Trenance Gardens
Trenance Gardens
Trenance is an Edwardian public garden in the heart of Newquay. Also within the Trenance Park is Newquay Zoo, Waterworld water park, a miniature railway, conservation centre, boating lake, and self-drive electric cars.

History

The area now occupied by Trenance Park was once a marshland, frequently flooded by the River Gannel at high tide. It belonged to the Manor of Treninnick and was called Old Moor. The Manor itself dates to at least the time of the Domesday Book in 1086. The name comes from the Cornish words Tre and Nans, meaning a valley farm. We know there was a farm here in 1327, and farming continued right up until the early 20th century. Just outside the park are Trenance Cottages, built in the 18th century as a malthouse, then converted into dwellings.

Cutting through the valley is a railway viaduct built in 1849 by Jeffrey Treffry, a wealthy engineer. Treffry owned Newquay harbour and wanted to create a easy transport link from the harbour to the railway line. The viaduct is 630 feet long and stands 98 feet high. It was originally built of timber, but rebuilt in stone in 1874. It was then leased to the Great Western Railway in 1877 on a 999 year lease.

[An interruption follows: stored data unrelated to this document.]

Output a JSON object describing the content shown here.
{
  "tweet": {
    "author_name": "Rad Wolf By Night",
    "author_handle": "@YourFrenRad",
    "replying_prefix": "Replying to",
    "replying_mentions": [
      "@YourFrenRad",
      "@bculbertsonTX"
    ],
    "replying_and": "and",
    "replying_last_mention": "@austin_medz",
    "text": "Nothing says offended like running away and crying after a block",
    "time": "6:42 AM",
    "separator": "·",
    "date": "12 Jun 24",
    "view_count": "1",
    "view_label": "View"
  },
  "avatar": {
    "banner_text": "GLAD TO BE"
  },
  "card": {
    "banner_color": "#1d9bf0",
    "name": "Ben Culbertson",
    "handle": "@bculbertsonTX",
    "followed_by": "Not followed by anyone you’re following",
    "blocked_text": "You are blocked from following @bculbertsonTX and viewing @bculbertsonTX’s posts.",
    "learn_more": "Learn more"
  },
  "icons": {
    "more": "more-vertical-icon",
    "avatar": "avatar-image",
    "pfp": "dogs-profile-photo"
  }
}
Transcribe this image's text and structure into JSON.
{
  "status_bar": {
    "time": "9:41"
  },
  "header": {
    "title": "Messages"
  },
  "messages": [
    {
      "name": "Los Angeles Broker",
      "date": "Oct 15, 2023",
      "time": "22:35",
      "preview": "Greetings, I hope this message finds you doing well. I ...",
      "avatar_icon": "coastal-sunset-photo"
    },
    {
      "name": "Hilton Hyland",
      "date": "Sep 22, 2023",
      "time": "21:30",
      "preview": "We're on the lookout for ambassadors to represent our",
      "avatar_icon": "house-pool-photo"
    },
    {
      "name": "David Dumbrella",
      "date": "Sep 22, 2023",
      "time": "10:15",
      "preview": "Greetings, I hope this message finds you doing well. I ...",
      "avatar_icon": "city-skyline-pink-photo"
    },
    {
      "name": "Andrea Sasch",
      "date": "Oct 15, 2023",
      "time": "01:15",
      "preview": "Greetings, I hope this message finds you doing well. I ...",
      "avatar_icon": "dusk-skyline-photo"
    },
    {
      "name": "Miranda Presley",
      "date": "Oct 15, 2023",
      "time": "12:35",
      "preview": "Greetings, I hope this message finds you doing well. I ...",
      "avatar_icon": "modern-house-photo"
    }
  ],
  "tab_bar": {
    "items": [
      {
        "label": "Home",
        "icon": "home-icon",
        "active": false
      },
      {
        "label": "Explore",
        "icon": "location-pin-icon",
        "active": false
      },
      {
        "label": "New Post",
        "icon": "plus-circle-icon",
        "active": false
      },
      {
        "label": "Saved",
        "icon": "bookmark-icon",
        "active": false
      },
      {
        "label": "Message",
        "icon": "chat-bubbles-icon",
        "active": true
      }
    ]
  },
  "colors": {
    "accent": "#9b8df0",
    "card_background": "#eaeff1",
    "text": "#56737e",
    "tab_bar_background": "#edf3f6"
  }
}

Trenance Gardens were laid out in 1906 in a sheltered valley location that gives sub-tropical plants a chance to thrive. One feature of the gardens is a series of picturesque footbridges spanning a stream.

The first major addition to the park came in 1932 when the boating lake was created. The lake was partly a project to alleviate unemployment; local men were given dole money and allotted a pasty and some tobacco daily. Each week their wives were given a packet of tea. The Prince of wales (later Edward VIII) came to Newquay to se the work in progress. Since it opened, the boating lake has been the scene of many a challenge race. The lake has proved a major attraction for local bird life, and species such as moorhens, coots, cormorants, and swans are regularly seen. Less often seen but still present are otters.

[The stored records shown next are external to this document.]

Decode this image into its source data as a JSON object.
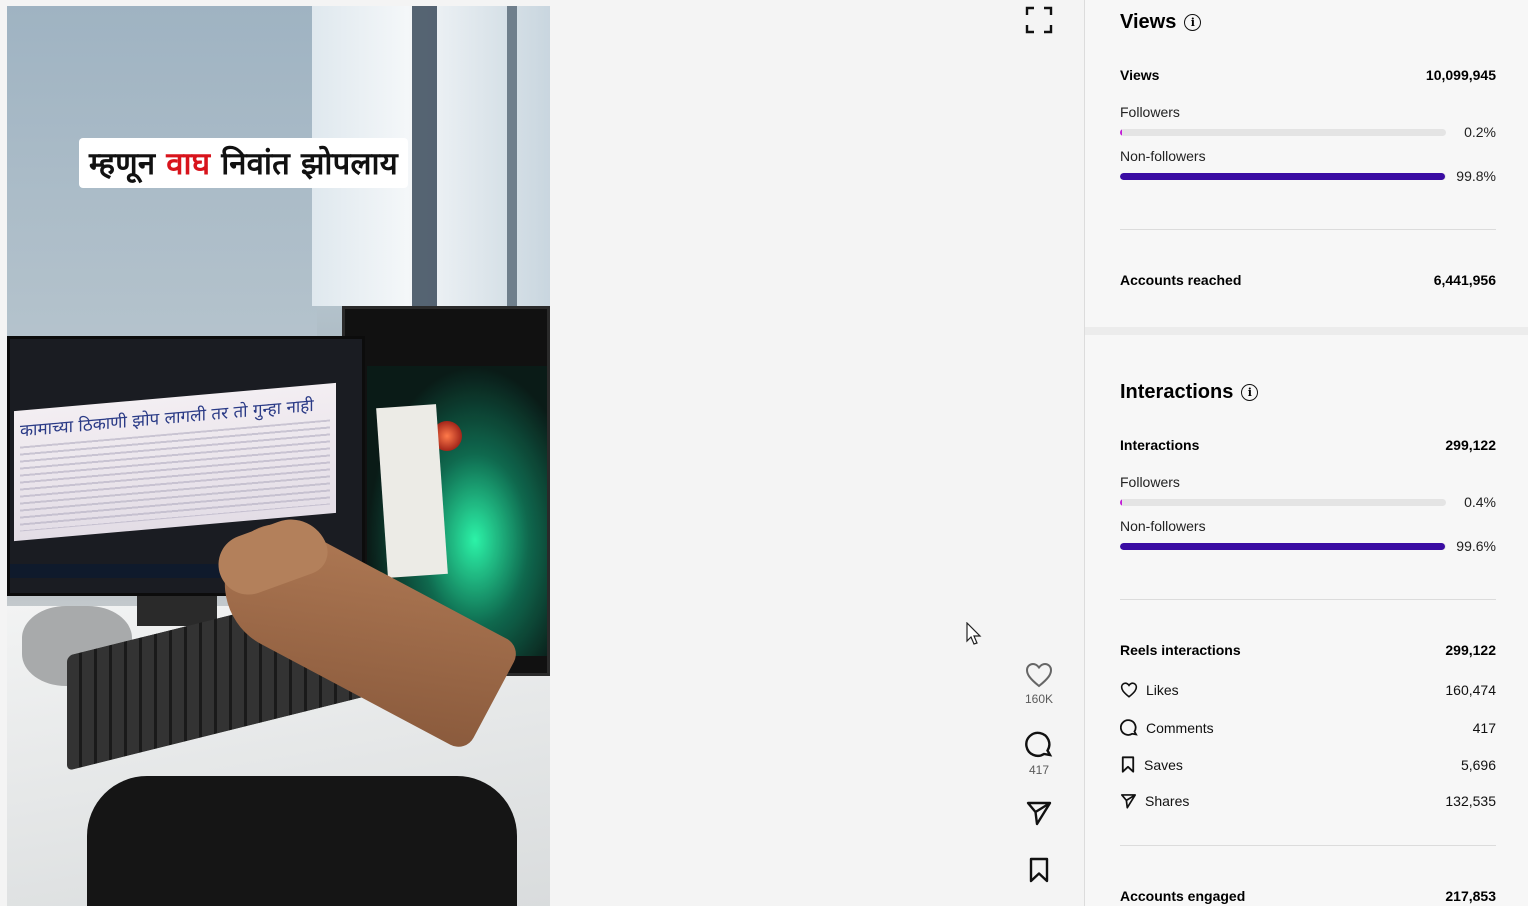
{
  "video": {
    "caption_part1": "म्हणून ",
    "caption_highlight": "वाघ",
    "caption_part2": " निवांत झोपलाय",
    "screen_headline": "कामाच्या ठिकाणी झोप लागली तर तो गुन्हा नाही"
  },
  "actions": {
    "likes_count": "160K",
    "comments_count": "417"
  },
  "views": {
    "title": "Views",
    "total_label": "Views",
    "total_value": "10,099,945",
    "followers_label": "Followers",
    "followers_pct": "0.2%",
    "followers_fraction": 0.002,
    "nonfollowers_label": "Non-followers",
    "nonfollowers_pct": "99.8%",
    "nonfollowers_fraction": 0.998,
    "reached_label": "Accounts reached",
    "reached_value": "6,441,956"
  },
  "interactions": {
    "title": "Interactions",
    "total_label": "Interactions",
    "total_value": "299,122",
    "followers_label": "Followers",
    "followers_pct": "0.4%",
    "followers_fraction": 0.004,
    "nonfollowers_label": "Non-followers",
    "nonfollowers_pct": "99.6%",
    "nonfollowers_fraction": 0.996,
    "reels_label": "Reels interactions",
    "reels_value": "299,122",
    "breakdown": [
      {
        "icon": "heart-icon",
        "label": "Likes",
        "value": "160,474"
      },
      {
        "icon": "comment-icon",
        "label": "Comments",
        "value": "417"
      },
      {
        "icon": "bookmark-icon",
        "label": "Saves",
        "value": "5,696"
      },
      {
        "icon": "share-icon",
        "label": "Shares",
        "value": "132,535"
      }
    ],
    "engaged_label": "Accounts engaged",
    "engaged_value": "217,853"
  },
  "colors": {
    "followers_bar": "#c21fd6",
    "nonfollowers_bar": "#3a0ca3",
    "track": "#e4e4e4"
  }
}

Feeding into the boating lake is the outflow from Mellanvrane Mill. at the far end of the gardens. There has been a mill here since 1775, and the leat which once fed the mill now flows into the lake. Much of the mill itself is now partly hidden in a private garden.

Within the 23 acres of Trenance Park is Newquay Zoo, the only zoo in Cornwall, a leisure centre, restaurants, pitch and putt, crazy golf, playground areas, a bowling green, and many more family leisure activities.

There is no entrance fee to the park, and there is plenty of free parking along the main road, beside the lake.